The committee each year issues an explanatory note and in 2021 noted the influences on their decision.  The COVID-19 pandemic was a factor, not because it threatened to obliterate civilization but because it “…revealed just how unprepared and unwilling countries and the international system are to handle global emergencies properly. In this time of genuine crisis, governments too often abdicated responsibility, ignored scientific advice, did not cooperate or communicate effectively, and consequently failed to protect the health and welfare of their citizens.  As a result, many hundreds of thousands of human beings died needlessly.  COVID-19 they noted, will eventually recede but the pandemic, as it unfolded, was a vivid illustration that national governments and international organizations are unprepared to manage nuclear weapons and climate change, which currently pose existential threats to humanity, or the other dangers—including more virulent pandemics and next-generation warfare—that could threaten civilization in the near future.  In 2023, the adjustment was attributed mostly to (1) the increased risk of the use of nuclear weapons after the Russian invasion of Ukraine, (2) climate change, (3) biological threats such as COVID-19 and (4) the spread of disinformation through disruptive technology such as generative AI (artificial intelligence).

The acceleration of nuclear weapons programs by many countries was thought to have increased instability, especially in conjunction with the simultaneous development of delivery systems increasingly adaptable to the use of conventional or nuclear warheads.  The concern was expressed this may raise the probability of miscalculation in times of tension.  Governments were considered to have “…failed sufficiently to address climate change” and that while fossil fuel use needs to decline precipitously if the worst effects of climate change are to be avoided, instead “…fossil fuel development and production are projected to increase.  Political factors were also mentioned including the corrosive effects of “false and misleading information disseminated over the internet…, a wanton disregard for science and the large-scale embrace” of conspiracy theories often “driven by political figures”.  They did offer a glimmer of hope, notably the change of administration in the US to one with a more aggressive approach to climate change policy and a renewed commitment to nuclear arms control agreements but it wasn’t enough to convince them to move the hands of the clock.  It remains a hundred seconds to midnight.
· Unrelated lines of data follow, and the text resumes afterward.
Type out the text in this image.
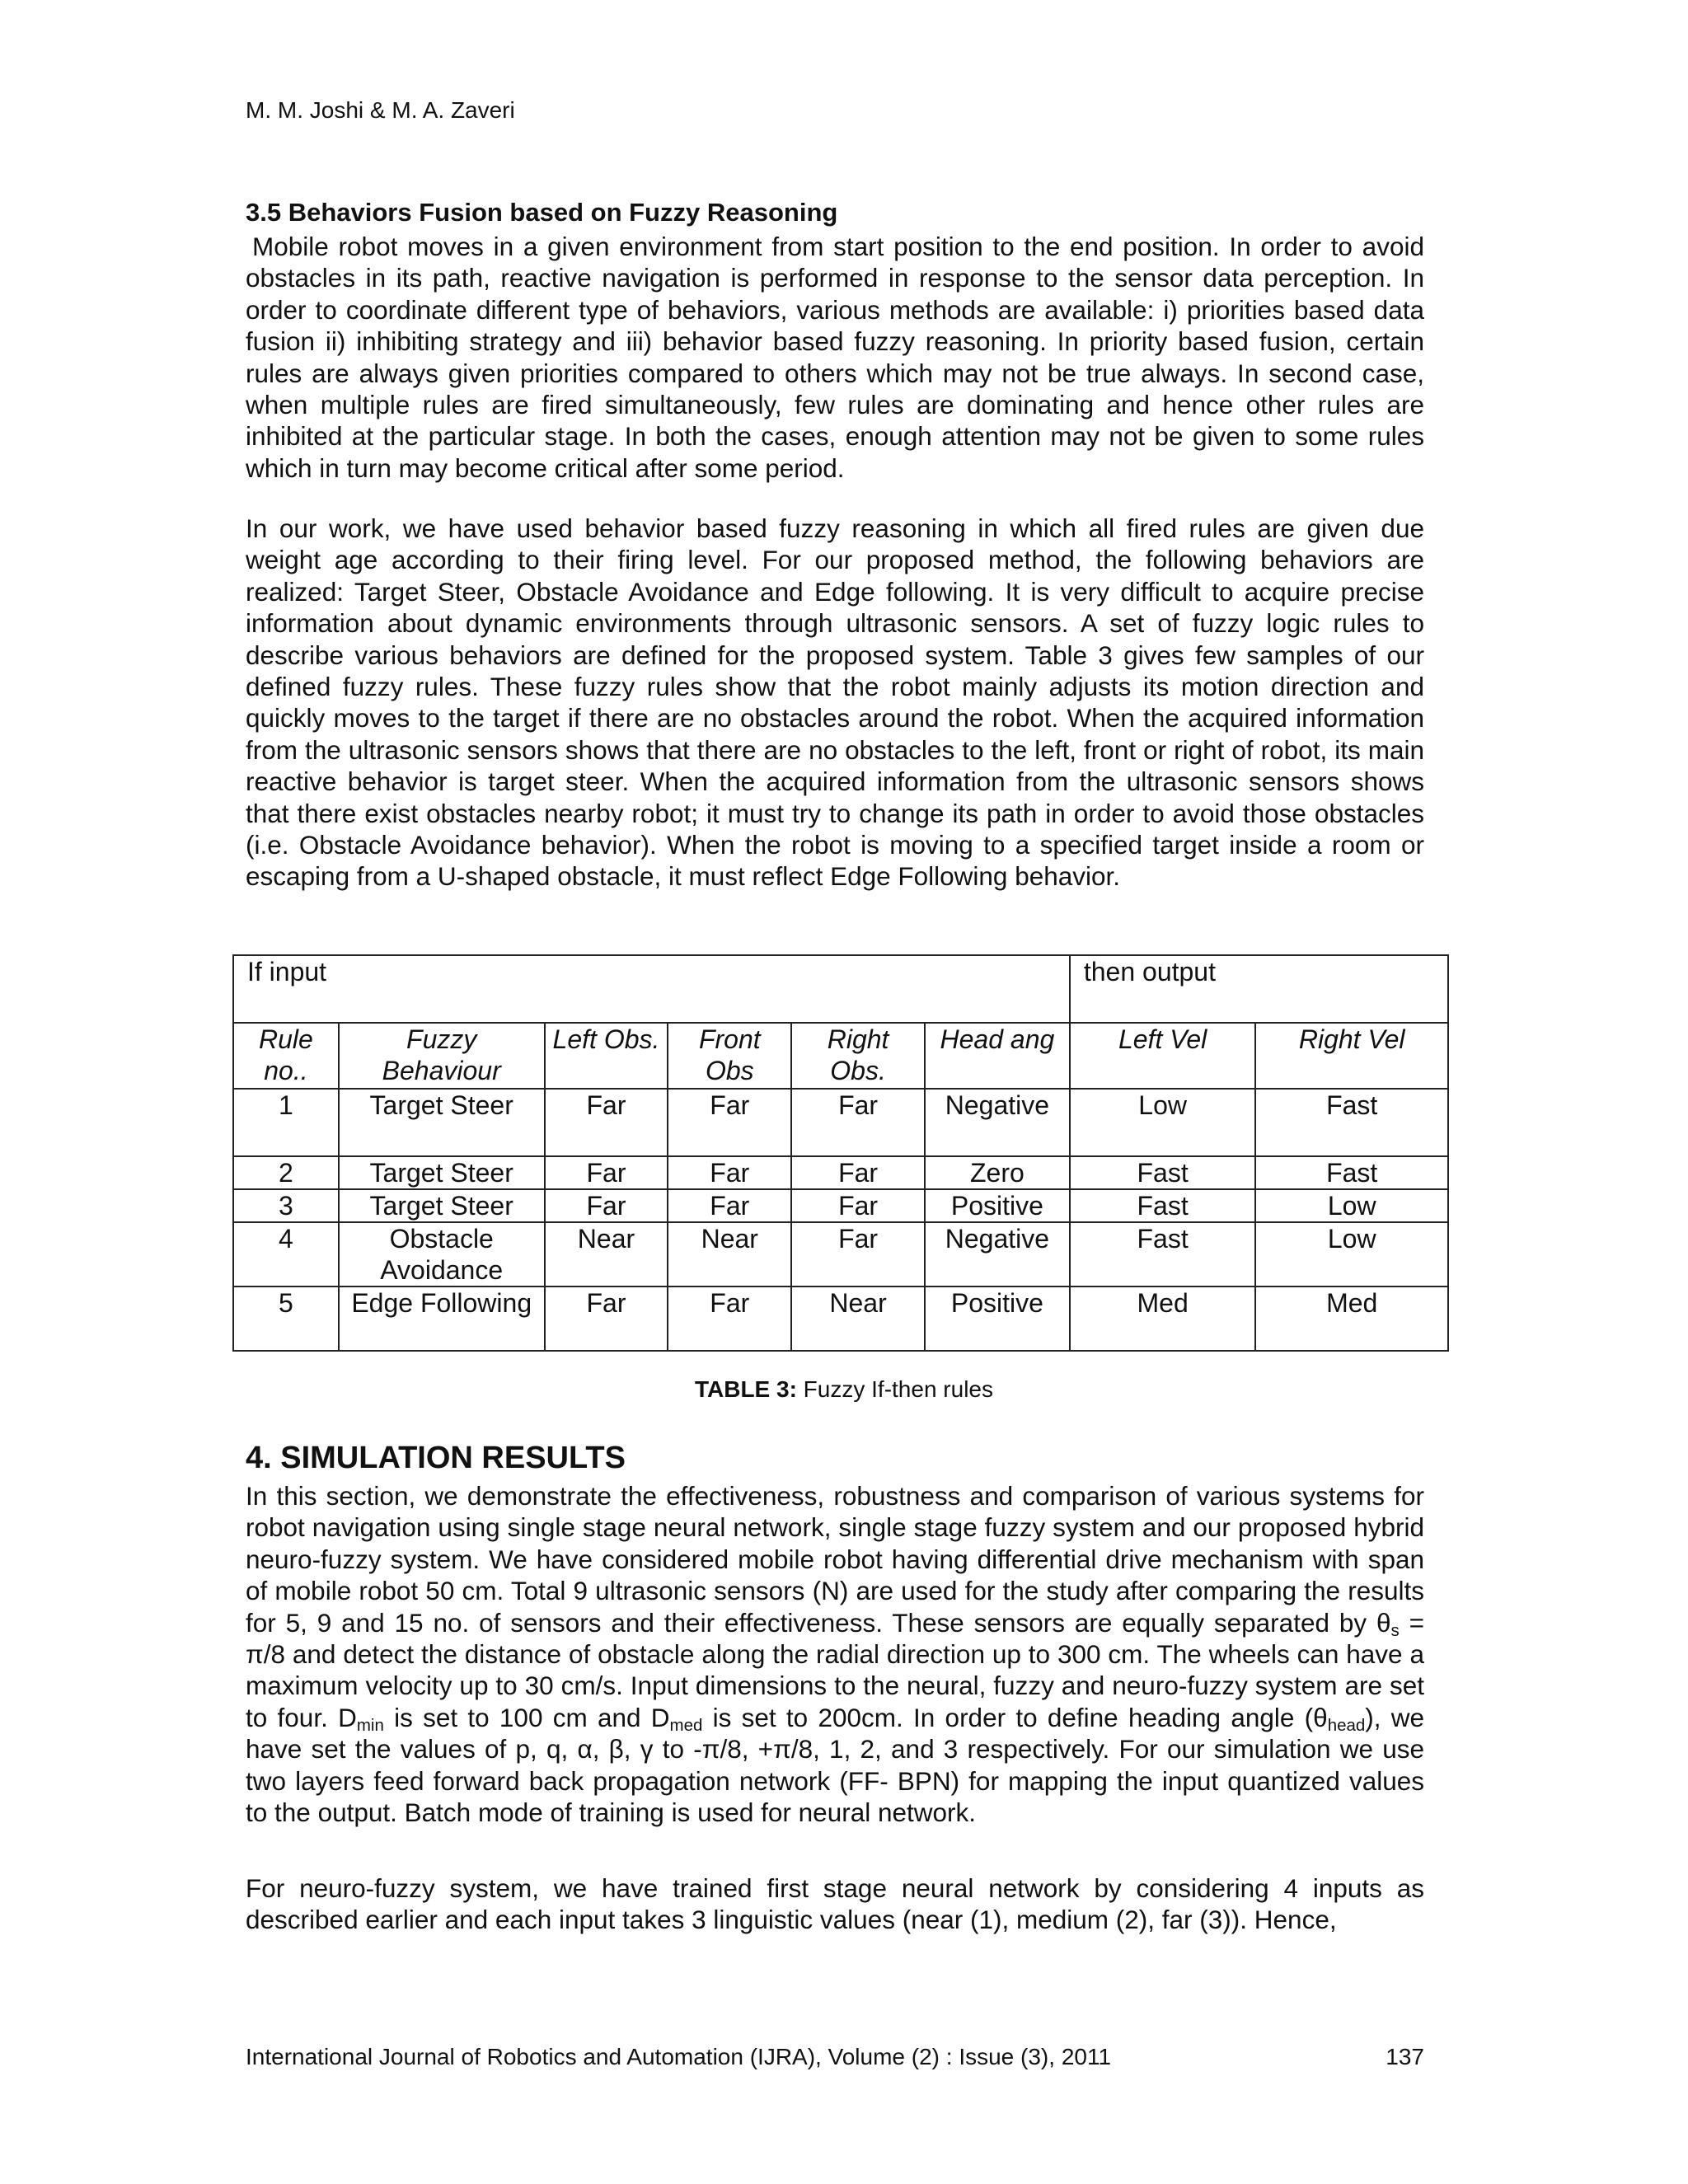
M. M. Joshi & M. A. Zaveri
3.5 Behaviors Fusion based on Fuzzy Reasoning

Mobile robot moves in a given environment from start position to the end position. In order to avoid obstacles in its path, reactive navigation is performed in response to the sensor data perception. In order to coordinate different type of behaviors, various methods are available: i) priorities based data fusion ii) inhibiting strategy and iii) behavior based fuzzy reasoning. In priority based fusion, certain rules are always given priorities compared to others which may not be true always. In second case, when multiple rules are fired simultaneously, few rules are dominating and hence other rules are inhibited at the particular stage. In both the cases, enough attention may not be given to some rules which in turn may become critical after some period.

In our work, we have used behavior based fuzzy reasoning in which all fired rules are given due weight age according to their firing level. For our proposed method, the following behaviors are realized: Target Steer, Obstacle Avoidance and Edge following. It is very difficult to acquire precise information about dynamic environments through ultrasonic sensors. A set of fuzzy logic rules to describe various behaviors are defined for the proposed system. Table 3 gives few samples of our defined fuzzy rules. These fuzzy rules show that the robot mainly adjusts its motion direction and quickly moves to the target if there are no obstacles around the robot. When the acquired information from the ultrasonic sensors shows that there are no obstacles to the left, front or right of robot, its main reactive behavior is target steer. When the acquired information from the ultrasonic sensors shows that there exist obstacles nearby robot; it must try to change its path in order to avoid those obstacles (i.e. Obstacle Avoidance behavior). When the robot is moving to a specified target inside a room or escaping from a U-shaped obstacle, it must reflect Edge Following behavior.

If input						then output	
Rule no..	Fuzzy Behaviour	Left Obs.	Front Obs	Right Obs.	Head ang	Left Vel	Right Vel
1	Target Steer	Far	Far	Far	Negative	Low	Fast
2	Target Steer	Far	Far	Far	Zero	Fast	Fast
3	Target Steer	Far	Far	Far	Positive	Fast	Low
4	Obstacle Avoidance	Near	Near	Far	Negative	Fast	Low
5	Edge Following	Far	Far	Near	Positive	Med	Med
TABLE 3: Fuzzy If-then rules
4. SIMULATION RESULTS

In this section, we demonstrate the effectiveness, robustness and comparison of various systems for robot navigation using single stage neural network, single stage fuzzy system and our proposed hybrid neuro-fuzzy system. We have considered mobile robot having differential drive mechanism with span of mobile robot 50 cm. Total 9 ultrasonic sensors (N) are used for the study after comparing the results for 5, 9 and 15 no. of sensors and their effectiveness. These sensors are equally separated by $\theta_s = \pi/8$ and detect the distance of obstacle along the radial direction up to 300 cm. The wheels can have a maximum velocity up to 30 cm/s. Input dimensions to the neural, fuzzy and neuro-fuzzy system are set to four. $D_{min}$ is set to 100 cm and $D_{med}$ is set to 200cm. In order to define heading angle $(\theta_{head})$, we have set the values of p, q, α, β, γ to -π/8, +π/8, 1, 2, and 3 respectively. For our simulation we use two layers feed forward back propagation network (FF- BPN) for mapping the input quantized values to the output. Batch mode of training is used for neural network.

For neuro-fuzzy system, we have trained first stage neural network by considering 4 inputs as described earlier and each input takes 3 linguistic values (near (1), medium (2), far (3)). Hence,

International Journal of Robotics and Automation (IJRA), Volume (2) : Issue (3), 2011	137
The clock is not without critics, even the Wall Street Journal (WSJ) expressing disapproval since falling under the control of Rupert Murdoch (b 1931).  There is the argument that after seventy years, its usefulness has diminished because over those decades it has become "the boy who cried wolf": a depiction of humanity on the precipice of the abyss yet life went on.  Questions have also been raised about the narrowness of the committee and whether a body which historically has had a narrow focus on atomic weapons and security is adequately qualified to assess the range of issues which should be considered.  Mission creep too is seen as a problem.  The clock began as a means of expressing the imminence of nuclear war.  Is it appropriate to use the same mechanism to warn of impending climate change which has anyway already begun and is likely accelerating?  Global thermo-nuclear war can cause a catastrophic loss of life and societal disruption within hours, whereas the climate catastrophe is projected to unfolds over decades and centuries.  Would a companion calendar be a more helpful metaphor?  The criticism may miss the point, the clock not being a track of climate change but of political will to do something to limit and ameliorate the effects (everyone having realised it can’t be stopped).